If your kitchen lacks a breakfast bar, it may be over-crowded and under-convenienced. You may even suffer from Breakfast Bar Deficiency Syndrome, which often has at least two of these symptoms: You stand in the kitchen to guzzle your latte and gulp your tofu flakes because it’s a hassle to carry plates in and out of the dining room during your morning rush hour. Your kids are sweetly quiet at the dining table after school, texting their friends rather than tackling their texts while you devise their dinners. Your dining room carpet looks like splatter art because Baby thinks overturning plates is a marketable trick. Your dinner guests crowd into the kitchen while you’re cooking, ignoring the toothsome hors d’oeuvres on the living room coffee table. But moving to a bigger home is four or five years away. Fortunately there are proven, healthy remedies for this Deficiency.
4 ways to add a breakfast bar
Stealing space can create a budget breakfast bar or an extravagant one, as your priorities permit. Here are some idea-starters:
- Buy a bar: If you’ve got a couple feet of wall space or some space at the end of an kitchen counter, portable breakfast bars, some with drop-leafs and integral stool storage, can add a cozy and convenient breakfast bar for under $200. These bars are sometimes called kitchen carts, and may also serve as a kitchen island.
- Open a wall: Many homes have a solid wall between kitchen and dining room. If you’ve got 24 extra inches on the dining room side, open the wall like a wide window. You’ll need about 12″ for the new bar overhang, and about another 12 inches wall for the bar chairs. Either extend your kitchen’s spill-proof floor under the bar side, or make the whole dining floor spill-resistant with laminate, tile, etc.
- Add to an island: One end of a kitchen island may be over-cluttered and under-utilized.
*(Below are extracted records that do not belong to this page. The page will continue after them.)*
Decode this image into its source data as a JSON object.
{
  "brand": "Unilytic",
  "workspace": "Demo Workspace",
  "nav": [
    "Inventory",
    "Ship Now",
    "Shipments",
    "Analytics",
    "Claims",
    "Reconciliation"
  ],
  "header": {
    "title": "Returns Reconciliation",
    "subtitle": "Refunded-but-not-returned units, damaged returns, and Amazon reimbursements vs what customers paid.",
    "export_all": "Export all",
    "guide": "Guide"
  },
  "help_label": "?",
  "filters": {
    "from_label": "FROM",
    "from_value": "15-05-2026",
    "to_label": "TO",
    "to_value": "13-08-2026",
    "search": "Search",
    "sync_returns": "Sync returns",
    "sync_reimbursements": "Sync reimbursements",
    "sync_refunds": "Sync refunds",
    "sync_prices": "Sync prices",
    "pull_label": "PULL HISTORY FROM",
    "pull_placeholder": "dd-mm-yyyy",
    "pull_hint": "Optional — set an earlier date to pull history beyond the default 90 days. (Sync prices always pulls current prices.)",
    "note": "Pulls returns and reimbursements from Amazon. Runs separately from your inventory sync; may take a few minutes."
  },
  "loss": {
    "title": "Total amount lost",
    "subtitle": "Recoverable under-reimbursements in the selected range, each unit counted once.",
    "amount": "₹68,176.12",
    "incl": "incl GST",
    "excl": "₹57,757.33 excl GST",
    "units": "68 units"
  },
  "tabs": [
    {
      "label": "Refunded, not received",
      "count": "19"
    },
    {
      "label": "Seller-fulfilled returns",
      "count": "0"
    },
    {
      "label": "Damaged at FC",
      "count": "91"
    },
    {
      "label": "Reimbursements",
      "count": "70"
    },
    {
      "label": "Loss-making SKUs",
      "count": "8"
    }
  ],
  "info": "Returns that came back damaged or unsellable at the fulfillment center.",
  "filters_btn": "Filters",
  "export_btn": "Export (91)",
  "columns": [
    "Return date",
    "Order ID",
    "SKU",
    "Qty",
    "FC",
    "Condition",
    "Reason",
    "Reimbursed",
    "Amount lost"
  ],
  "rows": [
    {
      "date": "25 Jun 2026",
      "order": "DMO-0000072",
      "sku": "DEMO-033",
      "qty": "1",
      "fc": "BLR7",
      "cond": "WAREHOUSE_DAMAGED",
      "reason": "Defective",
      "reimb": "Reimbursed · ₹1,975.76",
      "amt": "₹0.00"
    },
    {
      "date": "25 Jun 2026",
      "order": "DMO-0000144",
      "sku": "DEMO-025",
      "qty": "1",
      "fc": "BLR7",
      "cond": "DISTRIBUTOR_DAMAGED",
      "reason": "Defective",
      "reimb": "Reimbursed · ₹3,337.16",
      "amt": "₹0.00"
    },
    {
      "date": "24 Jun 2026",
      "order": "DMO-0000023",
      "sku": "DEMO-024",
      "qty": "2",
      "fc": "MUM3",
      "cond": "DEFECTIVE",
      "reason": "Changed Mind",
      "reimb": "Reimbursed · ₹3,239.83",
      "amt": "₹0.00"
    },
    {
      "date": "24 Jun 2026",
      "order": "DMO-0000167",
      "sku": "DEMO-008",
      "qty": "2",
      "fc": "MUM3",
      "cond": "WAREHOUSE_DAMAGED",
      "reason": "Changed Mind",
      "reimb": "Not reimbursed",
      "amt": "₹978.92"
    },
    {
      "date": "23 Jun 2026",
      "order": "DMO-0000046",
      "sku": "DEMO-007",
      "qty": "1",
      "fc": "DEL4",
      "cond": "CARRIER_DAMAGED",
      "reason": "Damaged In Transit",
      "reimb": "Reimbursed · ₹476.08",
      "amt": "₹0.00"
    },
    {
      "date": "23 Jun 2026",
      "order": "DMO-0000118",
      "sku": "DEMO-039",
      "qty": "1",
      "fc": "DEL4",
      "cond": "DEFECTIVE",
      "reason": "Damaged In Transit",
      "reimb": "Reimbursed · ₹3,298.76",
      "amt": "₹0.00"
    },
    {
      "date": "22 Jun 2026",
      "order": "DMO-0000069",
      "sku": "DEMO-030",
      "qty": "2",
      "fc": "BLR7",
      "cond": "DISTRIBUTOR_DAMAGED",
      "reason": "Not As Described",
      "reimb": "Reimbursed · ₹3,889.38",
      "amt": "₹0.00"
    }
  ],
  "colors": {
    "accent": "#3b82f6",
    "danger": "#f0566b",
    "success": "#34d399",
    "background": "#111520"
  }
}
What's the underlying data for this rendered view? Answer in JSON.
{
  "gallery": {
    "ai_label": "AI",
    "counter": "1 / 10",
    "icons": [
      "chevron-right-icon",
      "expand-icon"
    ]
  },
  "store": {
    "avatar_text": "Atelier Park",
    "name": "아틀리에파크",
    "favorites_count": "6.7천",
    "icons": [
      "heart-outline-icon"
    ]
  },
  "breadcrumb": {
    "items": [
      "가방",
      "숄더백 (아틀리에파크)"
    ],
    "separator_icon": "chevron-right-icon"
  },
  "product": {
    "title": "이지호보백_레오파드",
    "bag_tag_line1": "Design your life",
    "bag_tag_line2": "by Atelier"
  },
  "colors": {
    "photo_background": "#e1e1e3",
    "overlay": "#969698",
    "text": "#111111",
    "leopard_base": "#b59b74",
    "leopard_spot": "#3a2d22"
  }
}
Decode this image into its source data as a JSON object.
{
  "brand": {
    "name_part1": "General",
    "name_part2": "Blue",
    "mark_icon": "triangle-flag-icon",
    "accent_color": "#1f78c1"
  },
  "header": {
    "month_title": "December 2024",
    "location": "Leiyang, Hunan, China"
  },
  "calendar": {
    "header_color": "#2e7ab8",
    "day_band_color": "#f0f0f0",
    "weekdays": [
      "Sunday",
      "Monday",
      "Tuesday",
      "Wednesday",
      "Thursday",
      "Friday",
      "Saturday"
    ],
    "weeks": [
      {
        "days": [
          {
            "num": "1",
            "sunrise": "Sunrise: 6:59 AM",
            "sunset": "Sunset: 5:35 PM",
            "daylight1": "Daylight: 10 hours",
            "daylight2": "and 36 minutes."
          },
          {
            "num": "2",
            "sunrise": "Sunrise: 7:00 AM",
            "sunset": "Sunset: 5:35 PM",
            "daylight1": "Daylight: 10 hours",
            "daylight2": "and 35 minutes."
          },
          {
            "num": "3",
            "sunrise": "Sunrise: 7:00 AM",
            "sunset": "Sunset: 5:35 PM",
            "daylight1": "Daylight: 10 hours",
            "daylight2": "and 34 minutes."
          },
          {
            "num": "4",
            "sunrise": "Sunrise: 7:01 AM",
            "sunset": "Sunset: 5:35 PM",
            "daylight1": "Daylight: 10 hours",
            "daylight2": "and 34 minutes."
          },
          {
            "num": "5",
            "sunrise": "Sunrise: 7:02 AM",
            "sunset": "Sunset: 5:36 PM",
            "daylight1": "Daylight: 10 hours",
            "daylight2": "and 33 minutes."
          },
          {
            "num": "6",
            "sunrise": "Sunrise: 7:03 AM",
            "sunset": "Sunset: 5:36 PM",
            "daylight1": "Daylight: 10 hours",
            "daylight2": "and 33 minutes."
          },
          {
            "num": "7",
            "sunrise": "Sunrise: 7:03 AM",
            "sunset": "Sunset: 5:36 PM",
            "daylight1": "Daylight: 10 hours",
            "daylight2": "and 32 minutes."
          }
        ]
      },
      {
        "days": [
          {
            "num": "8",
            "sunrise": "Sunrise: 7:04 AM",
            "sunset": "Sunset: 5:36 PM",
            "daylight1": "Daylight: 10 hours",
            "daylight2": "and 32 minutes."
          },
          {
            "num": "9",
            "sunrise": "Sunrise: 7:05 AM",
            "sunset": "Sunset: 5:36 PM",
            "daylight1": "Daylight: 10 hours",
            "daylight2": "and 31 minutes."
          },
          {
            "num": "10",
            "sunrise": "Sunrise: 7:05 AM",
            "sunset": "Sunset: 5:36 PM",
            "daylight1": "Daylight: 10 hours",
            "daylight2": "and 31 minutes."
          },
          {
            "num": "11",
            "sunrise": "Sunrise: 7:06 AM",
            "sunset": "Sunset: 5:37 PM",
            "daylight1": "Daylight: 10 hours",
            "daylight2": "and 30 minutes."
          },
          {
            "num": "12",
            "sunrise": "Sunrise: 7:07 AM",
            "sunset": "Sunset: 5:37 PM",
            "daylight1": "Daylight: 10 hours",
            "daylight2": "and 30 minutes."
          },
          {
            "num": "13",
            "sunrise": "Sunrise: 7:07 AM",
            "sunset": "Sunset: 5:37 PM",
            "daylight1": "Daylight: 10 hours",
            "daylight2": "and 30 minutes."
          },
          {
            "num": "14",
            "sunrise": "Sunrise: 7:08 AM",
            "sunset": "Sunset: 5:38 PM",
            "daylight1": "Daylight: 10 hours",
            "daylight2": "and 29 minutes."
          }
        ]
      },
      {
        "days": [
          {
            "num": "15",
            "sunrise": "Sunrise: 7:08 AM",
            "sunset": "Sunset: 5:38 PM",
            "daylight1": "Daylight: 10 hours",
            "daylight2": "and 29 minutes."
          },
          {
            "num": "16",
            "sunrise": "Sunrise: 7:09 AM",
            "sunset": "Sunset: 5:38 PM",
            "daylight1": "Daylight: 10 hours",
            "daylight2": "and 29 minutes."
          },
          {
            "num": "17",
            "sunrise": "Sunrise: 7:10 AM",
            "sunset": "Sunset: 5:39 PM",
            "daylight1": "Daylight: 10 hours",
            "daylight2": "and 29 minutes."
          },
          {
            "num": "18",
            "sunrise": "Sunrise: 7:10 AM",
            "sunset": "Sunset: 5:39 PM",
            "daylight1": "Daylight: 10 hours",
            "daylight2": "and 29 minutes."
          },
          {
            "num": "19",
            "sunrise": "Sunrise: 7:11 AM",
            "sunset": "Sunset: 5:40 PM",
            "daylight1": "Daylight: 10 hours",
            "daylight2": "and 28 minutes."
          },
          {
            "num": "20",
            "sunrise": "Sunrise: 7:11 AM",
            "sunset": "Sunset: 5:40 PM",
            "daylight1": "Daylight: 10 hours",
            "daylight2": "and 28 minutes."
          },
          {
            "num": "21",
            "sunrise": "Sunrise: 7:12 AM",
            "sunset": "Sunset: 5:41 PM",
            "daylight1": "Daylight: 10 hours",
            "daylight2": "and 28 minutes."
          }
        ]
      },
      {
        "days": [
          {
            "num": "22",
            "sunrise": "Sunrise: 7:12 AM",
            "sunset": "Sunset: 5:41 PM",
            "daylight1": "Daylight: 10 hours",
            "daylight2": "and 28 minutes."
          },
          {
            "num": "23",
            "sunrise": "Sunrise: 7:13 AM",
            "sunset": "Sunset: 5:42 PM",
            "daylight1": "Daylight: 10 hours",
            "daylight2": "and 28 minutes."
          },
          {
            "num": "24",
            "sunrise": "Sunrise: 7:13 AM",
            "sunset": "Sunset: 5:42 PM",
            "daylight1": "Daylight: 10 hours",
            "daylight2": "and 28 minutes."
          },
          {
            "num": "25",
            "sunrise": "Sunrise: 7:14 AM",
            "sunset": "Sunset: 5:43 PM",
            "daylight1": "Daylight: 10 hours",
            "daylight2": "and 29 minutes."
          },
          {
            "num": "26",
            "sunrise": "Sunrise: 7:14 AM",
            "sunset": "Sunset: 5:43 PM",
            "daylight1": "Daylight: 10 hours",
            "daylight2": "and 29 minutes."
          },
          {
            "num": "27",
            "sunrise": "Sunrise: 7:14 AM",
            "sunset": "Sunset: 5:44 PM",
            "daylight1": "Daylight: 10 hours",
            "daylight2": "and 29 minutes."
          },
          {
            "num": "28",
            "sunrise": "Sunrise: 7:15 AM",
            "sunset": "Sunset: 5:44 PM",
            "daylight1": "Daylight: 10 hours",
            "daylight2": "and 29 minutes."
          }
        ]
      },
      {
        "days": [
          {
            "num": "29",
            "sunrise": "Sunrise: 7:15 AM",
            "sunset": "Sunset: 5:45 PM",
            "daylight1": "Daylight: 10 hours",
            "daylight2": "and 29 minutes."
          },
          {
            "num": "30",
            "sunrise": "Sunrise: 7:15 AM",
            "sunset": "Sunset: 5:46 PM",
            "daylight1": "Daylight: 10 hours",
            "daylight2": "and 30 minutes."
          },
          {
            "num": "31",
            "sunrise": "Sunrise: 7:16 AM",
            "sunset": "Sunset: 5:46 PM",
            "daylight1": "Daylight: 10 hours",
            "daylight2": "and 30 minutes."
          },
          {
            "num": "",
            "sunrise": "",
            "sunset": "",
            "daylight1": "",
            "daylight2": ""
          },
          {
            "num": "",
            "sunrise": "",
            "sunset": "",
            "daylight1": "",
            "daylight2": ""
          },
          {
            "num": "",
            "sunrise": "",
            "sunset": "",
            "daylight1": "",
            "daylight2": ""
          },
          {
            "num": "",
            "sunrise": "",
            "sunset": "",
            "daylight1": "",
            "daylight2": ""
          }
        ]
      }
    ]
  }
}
Often this end faces a family room. Repurpose it. Raise it enough for an under-counter shelf for mail or homework. Add some swivel bar stools and you’re in business!
- Bump out a wall: Leave the sink, plumbing and most electrical right where they are. Bump out the exterior wall behind them four feet, more if possible. Add the bar into the new space. Yes, you’ll need foundation, floor, wall and roof work. Remember kitchen improvements create a great return on investment at resale time.
Fortunately symptoms of Breakfast Bar Deficiency Syndrome disappear almost immediately after remedial steps are taken. This works whether you use either the Sweat Equity or Remodeling Contractor treatment of symptoms. Give it a try. You owe it to your health.